Dear W, Thank you for putting

Sat, 11/29/2014 - 01:50
K (not verified)

Dear W,
Thank you for putting what I was trying to say into more clear words: [= small]"We must all be very careful about coaxing anyone to delete life-saving medication to have an orgasm."[/]
I am a huge fan of orgasms, naturally.  But when it's life or death, we can't put orgasms first.  And I think that a lot of people who haven't had severe, clinical depression (especially when it is not caused by an external situation but by an internal one dealing with brain chemistry) have difficulty seeing this perspective.
I defintely belive that the stigma around mental health is at play here: the whole "why don't you just get better by (excercising, talking to someone, having an orgasm, reminding yourself that it's okay) instead of taking medication?" argument can only come from a person who understands that those techniques don't always work and sometimes we need medication.  
I really appreciate your support and comment.  And it's great to hear from someone with similar experiences as me in terms of anxiety, depression, sexuality, and medication.
I wish you the very best and you are very welcome for writing the post,
K

Dear Patrick, I so very

Sat, 11/29/2014 - 01:55
K (not verified)

Dear Patrick,
I so very appreciate this response.  It is very respectful and compassionate to me, as well as filled with hope.  Thank you for offering alternatives while also acknowledging that medication may be a part of my solution.  I'm going through a rough time right now and all I can do at the moment is stay on meds (I've been on them for a decade-going cold turkey through this time would be a terrible idea) and work on getting better through my therapist and other techniques like meditation and excercise (and orgasms!).  
Maybe someday I will get back to a place where I am truly happy again, and when I am at that place for a stable amount of time perhaps I will try to use more natural methods.  I just can't do that right now.
Thank you so much,
K

Dear K, best wishes

Sat, 11/29/2014 - 20:17

And you're very welcome. A severe depression is so much more painful than just 'feeling blue' or 'down in the dumps'. Most people just don't realize this. I'm sorry you're having a rough time right now. Please do keep in mind the many ways there are to restore ourselves to well-being. It sounds like you're hanging in there just fine, and you're already in touch with helpful resources like a therapist, daily exercise (we need to make ourselves get out the door and get moving even when we don't feel like it---it's a huge mood lifter), and (last but not least) those orgasms! And, of course, whatever else you need to do to give yourself the loving care you need. I will be sending good energy your way and wishing you all the best.

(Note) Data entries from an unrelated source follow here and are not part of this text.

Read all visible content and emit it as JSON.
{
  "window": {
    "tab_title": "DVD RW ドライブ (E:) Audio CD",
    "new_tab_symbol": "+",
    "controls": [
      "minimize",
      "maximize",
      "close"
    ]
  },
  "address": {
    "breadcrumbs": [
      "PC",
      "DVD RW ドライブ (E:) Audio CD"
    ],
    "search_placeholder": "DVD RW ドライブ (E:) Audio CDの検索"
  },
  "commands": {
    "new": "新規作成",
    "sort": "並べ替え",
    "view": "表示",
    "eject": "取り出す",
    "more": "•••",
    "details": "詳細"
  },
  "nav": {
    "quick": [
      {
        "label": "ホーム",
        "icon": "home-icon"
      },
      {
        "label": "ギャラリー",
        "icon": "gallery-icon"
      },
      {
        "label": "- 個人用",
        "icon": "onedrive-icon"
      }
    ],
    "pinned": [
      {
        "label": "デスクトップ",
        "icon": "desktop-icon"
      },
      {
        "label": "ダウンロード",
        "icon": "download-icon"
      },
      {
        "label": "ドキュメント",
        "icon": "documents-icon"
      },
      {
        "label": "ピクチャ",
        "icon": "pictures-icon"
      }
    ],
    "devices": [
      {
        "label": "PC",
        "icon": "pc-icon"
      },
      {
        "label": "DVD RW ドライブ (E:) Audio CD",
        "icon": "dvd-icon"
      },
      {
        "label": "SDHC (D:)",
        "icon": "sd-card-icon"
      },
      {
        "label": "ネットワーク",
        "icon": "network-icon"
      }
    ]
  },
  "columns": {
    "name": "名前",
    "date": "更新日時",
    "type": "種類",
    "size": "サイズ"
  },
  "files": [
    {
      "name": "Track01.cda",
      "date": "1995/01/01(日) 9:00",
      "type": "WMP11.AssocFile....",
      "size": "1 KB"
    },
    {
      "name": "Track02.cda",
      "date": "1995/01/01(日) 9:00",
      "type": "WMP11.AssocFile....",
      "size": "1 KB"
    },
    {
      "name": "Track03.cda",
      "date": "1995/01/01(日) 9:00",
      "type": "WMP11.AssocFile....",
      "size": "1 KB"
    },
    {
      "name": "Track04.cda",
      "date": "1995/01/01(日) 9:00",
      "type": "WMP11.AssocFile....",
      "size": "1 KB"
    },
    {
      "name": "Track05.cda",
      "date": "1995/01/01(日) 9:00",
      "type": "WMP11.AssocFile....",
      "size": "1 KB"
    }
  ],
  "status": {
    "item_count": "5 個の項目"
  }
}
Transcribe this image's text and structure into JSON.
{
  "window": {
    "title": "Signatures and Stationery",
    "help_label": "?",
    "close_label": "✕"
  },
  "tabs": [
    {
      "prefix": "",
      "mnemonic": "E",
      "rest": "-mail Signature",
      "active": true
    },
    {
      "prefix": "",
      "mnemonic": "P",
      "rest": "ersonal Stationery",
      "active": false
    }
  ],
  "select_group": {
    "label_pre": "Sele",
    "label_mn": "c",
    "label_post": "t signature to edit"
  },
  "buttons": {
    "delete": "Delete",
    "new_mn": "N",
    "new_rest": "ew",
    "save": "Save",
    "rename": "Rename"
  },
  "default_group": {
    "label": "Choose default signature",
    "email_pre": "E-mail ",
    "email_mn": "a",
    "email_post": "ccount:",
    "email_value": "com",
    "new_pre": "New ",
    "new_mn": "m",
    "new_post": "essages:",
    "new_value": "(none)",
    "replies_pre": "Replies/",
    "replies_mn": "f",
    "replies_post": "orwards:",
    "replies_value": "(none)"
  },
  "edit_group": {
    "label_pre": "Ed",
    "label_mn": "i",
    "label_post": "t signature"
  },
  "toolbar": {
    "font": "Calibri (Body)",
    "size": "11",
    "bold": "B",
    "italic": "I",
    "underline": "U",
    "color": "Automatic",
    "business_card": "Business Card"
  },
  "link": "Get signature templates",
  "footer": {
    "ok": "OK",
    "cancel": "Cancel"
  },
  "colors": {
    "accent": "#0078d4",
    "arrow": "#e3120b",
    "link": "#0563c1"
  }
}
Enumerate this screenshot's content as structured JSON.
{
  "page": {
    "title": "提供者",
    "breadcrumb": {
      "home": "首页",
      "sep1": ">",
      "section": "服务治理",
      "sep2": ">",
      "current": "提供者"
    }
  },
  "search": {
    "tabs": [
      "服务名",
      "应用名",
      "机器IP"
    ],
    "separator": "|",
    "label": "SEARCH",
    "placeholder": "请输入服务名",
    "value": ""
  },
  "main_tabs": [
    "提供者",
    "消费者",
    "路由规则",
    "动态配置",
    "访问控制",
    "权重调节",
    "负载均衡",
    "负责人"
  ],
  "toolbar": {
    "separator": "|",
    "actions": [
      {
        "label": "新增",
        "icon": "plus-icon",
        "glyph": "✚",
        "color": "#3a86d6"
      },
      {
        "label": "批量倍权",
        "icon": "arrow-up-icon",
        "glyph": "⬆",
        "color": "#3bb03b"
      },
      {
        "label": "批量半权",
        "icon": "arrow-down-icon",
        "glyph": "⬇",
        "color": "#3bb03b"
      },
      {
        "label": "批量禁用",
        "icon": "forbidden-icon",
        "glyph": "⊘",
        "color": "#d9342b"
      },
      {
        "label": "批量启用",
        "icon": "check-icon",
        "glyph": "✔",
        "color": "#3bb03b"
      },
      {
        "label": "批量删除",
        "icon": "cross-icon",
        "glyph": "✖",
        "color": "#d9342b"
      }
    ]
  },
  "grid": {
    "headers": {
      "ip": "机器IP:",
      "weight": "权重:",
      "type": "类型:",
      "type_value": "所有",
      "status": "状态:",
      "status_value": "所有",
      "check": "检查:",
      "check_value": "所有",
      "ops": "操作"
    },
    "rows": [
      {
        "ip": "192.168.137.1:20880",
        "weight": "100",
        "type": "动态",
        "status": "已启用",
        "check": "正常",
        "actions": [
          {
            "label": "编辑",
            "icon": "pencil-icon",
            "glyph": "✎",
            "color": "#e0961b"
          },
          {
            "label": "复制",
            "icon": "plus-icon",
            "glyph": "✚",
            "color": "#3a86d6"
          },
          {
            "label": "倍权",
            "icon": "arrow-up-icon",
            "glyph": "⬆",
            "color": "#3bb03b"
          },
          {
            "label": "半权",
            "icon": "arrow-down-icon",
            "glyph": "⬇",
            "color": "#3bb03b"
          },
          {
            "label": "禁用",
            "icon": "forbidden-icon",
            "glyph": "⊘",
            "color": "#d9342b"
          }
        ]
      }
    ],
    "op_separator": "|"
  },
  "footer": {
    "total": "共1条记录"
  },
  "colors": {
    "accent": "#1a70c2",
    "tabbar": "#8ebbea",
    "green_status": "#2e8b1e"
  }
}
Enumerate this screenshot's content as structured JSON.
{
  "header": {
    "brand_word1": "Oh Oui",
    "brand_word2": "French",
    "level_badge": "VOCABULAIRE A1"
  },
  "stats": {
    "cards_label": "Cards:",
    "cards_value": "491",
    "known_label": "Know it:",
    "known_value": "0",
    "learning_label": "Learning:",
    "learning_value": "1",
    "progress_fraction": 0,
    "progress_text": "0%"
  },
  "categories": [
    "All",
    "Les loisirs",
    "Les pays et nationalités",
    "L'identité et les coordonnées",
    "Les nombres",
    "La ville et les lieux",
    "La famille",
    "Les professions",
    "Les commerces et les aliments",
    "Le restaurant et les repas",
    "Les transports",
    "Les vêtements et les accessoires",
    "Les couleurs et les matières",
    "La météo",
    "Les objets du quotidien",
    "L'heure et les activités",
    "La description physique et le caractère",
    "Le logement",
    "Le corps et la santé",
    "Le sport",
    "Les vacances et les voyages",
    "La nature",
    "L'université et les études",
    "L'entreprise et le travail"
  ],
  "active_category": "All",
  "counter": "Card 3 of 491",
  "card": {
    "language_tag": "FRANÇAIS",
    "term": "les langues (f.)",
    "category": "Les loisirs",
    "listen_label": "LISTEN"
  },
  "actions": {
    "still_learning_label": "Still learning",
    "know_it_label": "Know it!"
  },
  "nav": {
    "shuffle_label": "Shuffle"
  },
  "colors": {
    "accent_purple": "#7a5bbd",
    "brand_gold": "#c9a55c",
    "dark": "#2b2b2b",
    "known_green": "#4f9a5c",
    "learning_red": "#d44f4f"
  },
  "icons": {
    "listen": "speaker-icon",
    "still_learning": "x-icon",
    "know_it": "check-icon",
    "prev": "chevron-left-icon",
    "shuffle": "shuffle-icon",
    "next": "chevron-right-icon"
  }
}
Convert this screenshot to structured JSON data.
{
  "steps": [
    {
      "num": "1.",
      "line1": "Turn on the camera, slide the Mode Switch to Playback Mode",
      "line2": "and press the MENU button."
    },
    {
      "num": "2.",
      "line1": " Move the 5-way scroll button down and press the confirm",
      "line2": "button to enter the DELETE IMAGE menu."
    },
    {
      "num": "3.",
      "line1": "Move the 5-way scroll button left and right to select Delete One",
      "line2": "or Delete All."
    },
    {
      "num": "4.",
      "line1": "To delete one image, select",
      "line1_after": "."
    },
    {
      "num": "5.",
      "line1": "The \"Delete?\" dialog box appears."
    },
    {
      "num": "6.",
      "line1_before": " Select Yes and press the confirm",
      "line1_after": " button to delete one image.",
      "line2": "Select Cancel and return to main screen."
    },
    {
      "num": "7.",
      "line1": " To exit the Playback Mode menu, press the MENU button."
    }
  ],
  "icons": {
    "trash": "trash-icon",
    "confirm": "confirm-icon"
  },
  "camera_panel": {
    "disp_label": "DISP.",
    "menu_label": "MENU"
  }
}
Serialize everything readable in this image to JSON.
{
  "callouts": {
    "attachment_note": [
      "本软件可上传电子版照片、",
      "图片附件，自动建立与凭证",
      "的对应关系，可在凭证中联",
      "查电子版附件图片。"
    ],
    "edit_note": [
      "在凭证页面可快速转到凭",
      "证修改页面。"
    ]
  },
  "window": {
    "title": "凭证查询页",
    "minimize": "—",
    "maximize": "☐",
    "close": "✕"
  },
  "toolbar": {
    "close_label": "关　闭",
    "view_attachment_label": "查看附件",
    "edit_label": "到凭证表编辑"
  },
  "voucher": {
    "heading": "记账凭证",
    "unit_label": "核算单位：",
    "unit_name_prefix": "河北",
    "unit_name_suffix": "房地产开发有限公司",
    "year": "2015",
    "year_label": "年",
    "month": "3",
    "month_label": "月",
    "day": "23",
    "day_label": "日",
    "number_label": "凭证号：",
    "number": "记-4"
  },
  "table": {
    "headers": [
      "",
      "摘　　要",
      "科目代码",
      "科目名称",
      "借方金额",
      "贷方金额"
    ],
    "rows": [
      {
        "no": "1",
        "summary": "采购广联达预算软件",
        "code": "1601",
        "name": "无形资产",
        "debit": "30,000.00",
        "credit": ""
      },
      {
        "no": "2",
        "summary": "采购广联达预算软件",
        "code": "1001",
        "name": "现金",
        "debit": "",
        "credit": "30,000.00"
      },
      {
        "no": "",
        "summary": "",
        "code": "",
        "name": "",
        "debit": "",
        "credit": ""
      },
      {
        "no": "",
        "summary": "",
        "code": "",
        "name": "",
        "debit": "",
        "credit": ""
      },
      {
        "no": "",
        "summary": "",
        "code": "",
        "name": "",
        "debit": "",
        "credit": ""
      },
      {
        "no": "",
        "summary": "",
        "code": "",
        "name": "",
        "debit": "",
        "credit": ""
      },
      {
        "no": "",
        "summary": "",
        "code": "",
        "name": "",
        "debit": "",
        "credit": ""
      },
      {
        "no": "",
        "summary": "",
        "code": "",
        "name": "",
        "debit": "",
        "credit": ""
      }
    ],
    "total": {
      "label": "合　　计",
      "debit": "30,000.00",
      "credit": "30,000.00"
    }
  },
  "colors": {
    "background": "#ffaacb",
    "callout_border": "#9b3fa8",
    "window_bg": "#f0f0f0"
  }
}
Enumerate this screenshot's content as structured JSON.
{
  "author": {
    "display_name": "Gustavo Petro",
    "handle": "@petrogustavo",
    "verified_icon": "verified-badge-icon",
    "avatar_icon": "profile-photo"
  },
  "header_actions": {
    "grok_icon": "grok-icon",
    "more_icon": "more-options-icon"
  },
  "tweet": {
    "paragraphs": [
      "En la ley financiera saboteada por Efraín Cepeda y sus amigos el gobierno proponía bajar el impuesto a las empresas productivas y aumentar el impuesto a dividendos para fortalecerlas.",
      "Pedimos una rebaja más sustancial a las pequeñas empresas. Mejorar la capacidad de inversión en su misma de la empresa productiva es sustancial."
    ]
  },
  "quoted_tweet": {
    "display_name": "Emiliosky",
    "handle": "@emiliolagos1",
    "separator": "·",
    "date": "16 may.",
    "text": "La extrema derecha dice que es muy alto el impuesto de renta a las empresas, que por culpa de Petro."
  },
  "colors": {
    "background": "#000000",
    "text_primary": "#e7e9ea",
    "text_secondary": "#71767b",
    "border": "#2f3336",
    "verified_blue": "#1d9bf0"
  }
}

If depression is not severe,

Wed, 03/09/2016 - 03:15

If depression is not severe, it is always better to try natural remedies.

Natural Remedies for Depression

Wed, 03/09/2016 - 05:32

No, I disagree vehementally if you mean not just a healthy diet, but 'natural medicines'. There is no control over these drugs, whether as to what they contain or their strength. People have died - I have the links if anyone wants them - you should never take any medication your doctor hasn't prescribed, and that includes what's on supermarket shelves like Panadol. If you'd ever had to deal with a person who is addicted to non-prescription painkillers you'd know why I am so against self-medication.